Bruxelles, 10/09/2010 (Agence Europe) - Nos services postaux ne constituent pas uniquement un secteur économique mais ils sont aussi « un service social » qui doit être soutenu, a déclaré Brian Simpson (S&D, britannique), jeudi 9 septembre, en présentant une question orale de la commission parlementaire des transports sur l'ouverture des services postaux qui sera effective à partir de janvier 2011 dans seize États membres. Il a évoqué « la suspicion », voire la « défiance », des députés à l'égard d'États membres tentés d'ignorer les dispositions sociales et relatives au service postal universel de la directive, une attitude sur laquelle la Commission fermerait les yeux. « Nous ne pouvons pas permettre que cela se produise », a-t-il prévenu. Rappelant les bienfaits de l'ouverture progressive du marché postal, Markus Ferber (PPE, allemand) a souligné l'importance d'empêcher toute dégradation des conditions de travail des postiers et de maintenir leurs acquis sociaux au-delà du 1er janvier 2011. Dans la pratique, les postiers sont en réalité remplacés par des travailleurs à temps partiel moins bien payés, a déploré Saïd El Khadraoui (S&D, belge). Pour les Verts, la Belge Isabelle Durant a constaté que l'ouverture du marché postal avait entraîné une « concentration des opérateurs privés » alors que l'objectif recherché était de démanteler les monopoles publics. Plus revendicatrice, la délégation socialiste française a réclamé un moratoire pour la libéralisation des services postaux et la présentation des études des États membres sur calcul du coût du service universel.

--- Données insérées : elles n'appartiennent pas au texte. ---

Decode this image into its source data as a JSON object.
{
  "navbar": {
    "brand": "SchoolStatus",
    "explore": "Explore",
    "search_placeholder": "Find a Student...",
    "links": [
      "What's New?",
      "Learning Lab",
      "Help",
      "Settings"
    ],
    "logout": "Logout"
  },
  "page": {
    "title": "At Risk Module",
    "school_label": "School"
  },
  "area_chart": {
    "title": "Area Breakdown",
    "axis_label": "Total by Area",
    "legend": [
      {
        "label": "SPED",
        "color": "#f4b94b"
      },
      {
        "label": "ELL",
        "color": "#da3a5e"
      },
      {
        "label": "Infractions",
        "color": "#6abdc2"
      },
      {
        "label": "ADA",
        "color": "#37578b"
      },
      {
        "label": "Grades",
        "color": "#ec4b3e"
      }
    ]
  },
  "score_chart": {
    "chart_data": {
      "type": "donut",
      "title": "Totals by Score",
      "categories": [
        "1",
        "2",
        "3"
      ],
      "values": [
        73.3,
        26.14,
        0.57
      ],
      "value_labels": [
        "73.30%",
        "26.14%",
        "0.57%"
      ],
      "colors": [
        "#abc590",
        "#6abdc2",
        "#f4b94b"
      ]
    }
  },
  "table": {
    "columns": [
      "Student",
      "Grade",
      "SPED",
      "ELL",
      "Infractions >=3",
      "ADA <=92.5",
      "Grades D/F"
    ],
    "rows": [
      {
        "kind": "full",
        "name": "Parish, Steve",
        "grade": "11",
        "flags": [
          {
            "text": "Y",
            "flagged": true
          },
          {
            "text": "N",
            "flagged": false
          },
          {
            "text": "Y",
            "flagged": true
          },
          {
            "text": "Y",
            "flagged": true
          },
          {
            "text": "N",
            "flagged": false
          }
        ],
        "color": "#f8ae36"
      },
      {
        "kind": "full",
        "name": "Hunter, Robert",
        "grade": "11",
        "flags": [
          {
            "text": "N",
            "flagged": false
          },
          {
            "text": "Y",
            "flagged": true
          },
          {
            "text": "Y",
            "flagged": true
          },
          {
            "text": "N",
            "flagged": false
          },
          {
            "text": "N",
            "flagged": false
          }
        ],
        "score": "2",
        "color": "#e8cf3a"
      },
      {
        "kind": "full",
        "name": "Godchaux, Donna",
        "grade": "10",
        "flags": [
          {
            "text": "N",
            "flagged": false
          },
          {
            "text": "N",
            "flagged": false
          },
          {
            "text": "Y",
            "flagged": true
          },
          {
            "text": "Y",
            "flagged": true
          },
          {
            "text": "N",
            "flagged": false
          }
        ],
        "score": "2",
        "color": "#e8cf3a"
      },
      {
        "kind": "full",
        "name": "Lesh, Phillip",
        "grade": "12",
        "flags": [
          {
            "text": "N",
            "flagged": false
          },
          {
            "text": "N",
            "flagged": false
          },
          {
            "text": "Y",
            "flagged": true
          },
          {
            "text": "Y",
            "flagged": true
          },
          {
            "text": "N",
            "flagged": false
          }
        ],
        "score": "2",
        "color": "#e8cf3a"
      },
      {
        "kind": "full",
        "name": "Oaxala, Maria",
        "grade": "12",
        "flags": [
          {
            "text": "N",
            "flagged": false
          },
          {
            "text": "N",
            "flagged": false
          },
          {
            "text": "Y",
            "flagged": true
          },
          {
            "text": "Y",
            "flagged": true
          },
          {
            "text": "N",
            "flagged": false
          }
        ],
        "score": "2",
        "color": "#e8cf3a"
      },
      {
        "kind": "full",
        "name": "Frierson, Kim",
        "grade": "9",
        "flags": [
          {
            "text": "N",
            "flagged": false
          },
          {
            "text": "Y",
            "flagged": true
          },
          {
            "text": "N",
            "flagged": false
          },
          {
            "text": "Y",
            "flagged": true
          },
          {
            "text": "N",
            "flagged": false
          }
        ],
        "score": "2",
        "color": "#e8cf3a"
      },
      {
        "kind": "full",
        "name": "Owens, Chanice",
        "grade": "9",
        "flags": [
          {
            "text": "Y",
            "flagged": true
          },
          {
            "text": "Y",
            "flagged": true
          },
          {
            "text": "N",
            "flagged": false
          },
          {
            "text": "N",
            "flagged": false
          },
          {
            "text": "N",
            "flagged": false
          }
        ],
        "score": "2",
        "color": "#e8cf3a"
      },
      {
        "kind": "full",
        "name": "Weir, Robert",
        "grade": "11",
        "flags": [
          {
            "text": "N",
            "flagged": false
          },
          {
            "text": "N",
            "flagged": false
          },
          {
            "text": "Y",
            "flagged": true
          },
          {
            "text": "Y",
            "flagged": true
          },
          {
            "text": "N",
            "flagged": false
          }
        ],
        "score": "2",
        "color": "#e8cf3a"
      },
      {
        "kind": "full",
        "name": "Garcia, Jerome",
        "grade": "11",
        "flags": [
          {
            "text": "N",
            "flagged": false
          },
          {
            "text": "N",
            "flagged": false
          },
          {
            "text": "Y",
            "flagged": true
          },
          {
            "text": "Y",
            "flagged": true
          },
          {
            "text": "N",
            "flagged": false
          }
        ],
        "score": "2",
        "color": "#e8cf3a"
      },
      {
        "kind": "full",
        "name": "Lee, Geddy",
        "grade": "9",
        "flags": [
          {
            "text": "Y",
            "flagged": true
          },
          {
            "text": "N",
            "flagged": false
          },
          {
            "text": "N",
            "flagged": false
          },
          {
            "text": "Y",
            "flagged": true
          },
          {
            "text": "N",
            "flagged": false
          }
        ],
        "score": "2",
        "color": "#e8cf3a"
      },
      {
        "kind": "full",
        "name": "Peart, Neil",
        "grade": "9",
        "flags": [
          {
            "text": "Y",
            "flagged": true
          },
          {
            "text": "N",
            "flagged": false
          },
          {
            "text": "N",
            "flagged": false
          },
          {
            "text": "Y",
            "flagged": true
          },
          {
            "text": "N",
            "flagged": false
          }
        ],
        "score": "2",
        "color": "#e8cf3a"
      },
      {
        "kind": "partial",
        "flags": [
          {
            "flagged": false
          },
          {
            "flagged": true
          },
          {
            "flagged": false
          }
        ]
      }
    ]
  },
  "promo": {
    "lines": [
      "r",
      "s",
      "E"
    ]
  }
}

Qui pourrait croire qu'« un ajournement brutal » de la libéralisation du secteur postal soit souhaitable, a questionné le commissaire chargé du Marché intérieur, Michel Barnier. « La Commission ne le pense pas », a-t-il ajouté. Selon lui, pour trois raisons: - la libéralisation est un atout important pour sortir de la crise que traverse le secteur postal ; - le « solide cadre réglementaire » impose aux régulateurs nationaux de veiller aussi à ce que les obligations de service universel soient remplies correctement et financées ; - un report de la réforme créerait « une insécurité juridique généralisée » préjudiciable à tous les acteurs du secteur. Soulignant son attachement personnel au respect des missions de service public, le commissaire a estimé que la troisième directive postale (2008/6/CE) offrait aux États membres « une latitude importante pour concilier ouverture et exigence sociale ». Il a annoncé la création d'un groupe des utilisateurs (entreprises, citoyens, syndicats, PE) en parallèle du groupe européen des régulateurs actuellement en cours de constitution. En 2013, la Commission présentera un rapport d'évaluation de la mise en œuvre de la législation. (M.B.)